Seven Empty HousesSeven Empty Houses by Samanta Schweblin
Publisher: Riverhead Books
Publication Date: October 18, 2022
My rating: 3 of 5 stars

Publisher’s Description:

The seven houses in these seven stories are strange. A person is missing, or a truth, or memory; some rooms are enticing, some unmoored, others empty. But in Samanta Schweblin’s tense, visionary tales, something always creeps back inside: a ghost, a fight, trespassers, a list of things to do before you die, a child’s first encounter with darkness or the fallibility of parents.

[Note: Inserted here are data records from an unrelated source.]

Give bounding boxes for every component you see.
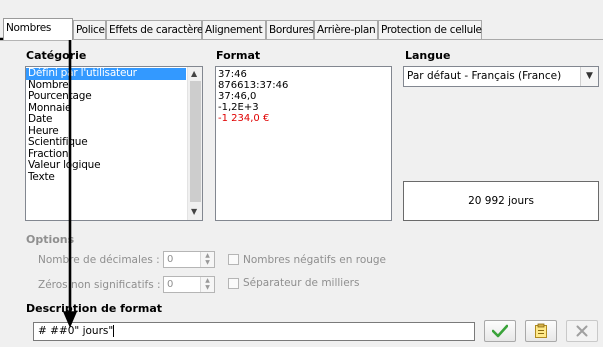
annotation-arrow xyxy=(0,37,78,328)
tab-nombres[interactable]: Nombres xyxy=(3,18,73,40)
tab-label: Nombres xyxy=(6,22,52,34)
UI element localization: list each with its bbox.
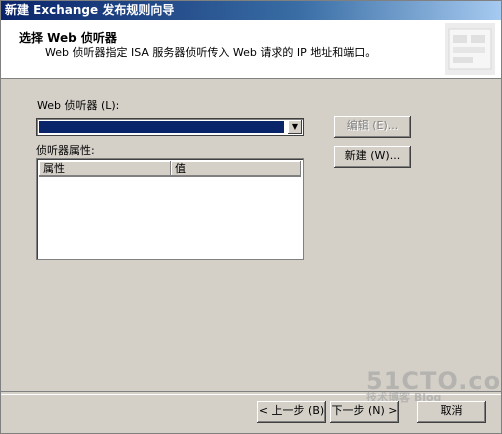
listener-dropdown[interactable]: ▼ xyxy=(36,118,304,136)
wizard-header-graphic xyxy=(445,23,495,75)
cancel-button[interactable]: 取消 xyxy=(417,401,486,423)
next-button[interactable]: 下一步 (N) > xyxy=(330,401,399,423)
column-value[interactable]: 值 xyxy=(171,161,301,176)
new-button[interactable]: 新建 (W)... xyxy=(334,146,411,168)
back-button[interactable]: < 上一步 (B) xyxy=(257,401,326,423)
column-property[interactable]: 属性 xyxy=(39,161,171,176)
list-header: 属性 值 xyxy=(39,161,301,177)
edit-button[interactable]: 编辑 (E)... xyxy=(334,116,411,138)
watermark: 51CTO.com 技术博客 Blog xyxy=(366,367,502,405)
wizard-window: 新建 Exchange 发布规则向导 选择 Web 侦听器 Web 侦听器指定 … xyxy=(0,0,502,434)
window-title: 新建 Exchange 发布规则向导 xyxy=(5,3,175,17)
listener-label: Web 侦听器 (L): xyxy=(37,99,120,112)
properties-label: 侦听器属性: xyxy=(36,144,95,157)
properties-list[interactable]: 属性 值 xyxy=(36,158,304,260)
wizard-header: 选择 Web 侦听器 Web 侦听器指定 ISA 服务器侦听传入 Web 请求的… xyxy=(1,20,501,79)
page-description: Web 侦听器指定 ISA 服务器侦听传入 Web 请求的 IP 地址和端口。 xyxy=(45,46,377,59)
chevron-down-icon[interactable]: ▼ xyxy=(287,120,302,134)
title-bar: 新建 Exchange 发布规则向导 xyxy=(1,1,501,20)
listener-selected-value xyxy=(39,121,284,133)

In each story, twists and turns will unnerve and surprise: Schweblin never takes the expected path and instead digs under the skin, revealing surreal truths about our sense of home, of belonging, and of the fragility of our connections with others. This is a masterwork from one of our most brilliant modern writers.

Seven Empty Houses is a short story collection. It was first published in Spanish in 2015. Short story collections are hard to review because most of the time, some stories are better than others. That’s the case here.

These stories are bizarre, in a disturbing way. In one of them, the grandparents are running around in the backyard naked, for reasons never made clear. In another, a mother makes her adult child drive her around to different houses that she breaks into just to have a look around and take a trinket or two.

Most of the stories were too unsettling for me but I did like the longest one in the collection, which follows the decline of a woman with dementia. I felt like the author did a great job getting inside the woman’s head and portraying her thoughts as she gets more and more confused.

This was my May book club pick. It made for a lively discussion because we all had different interpretations of what the stories meant. One thing we agreed on is that they were all weird!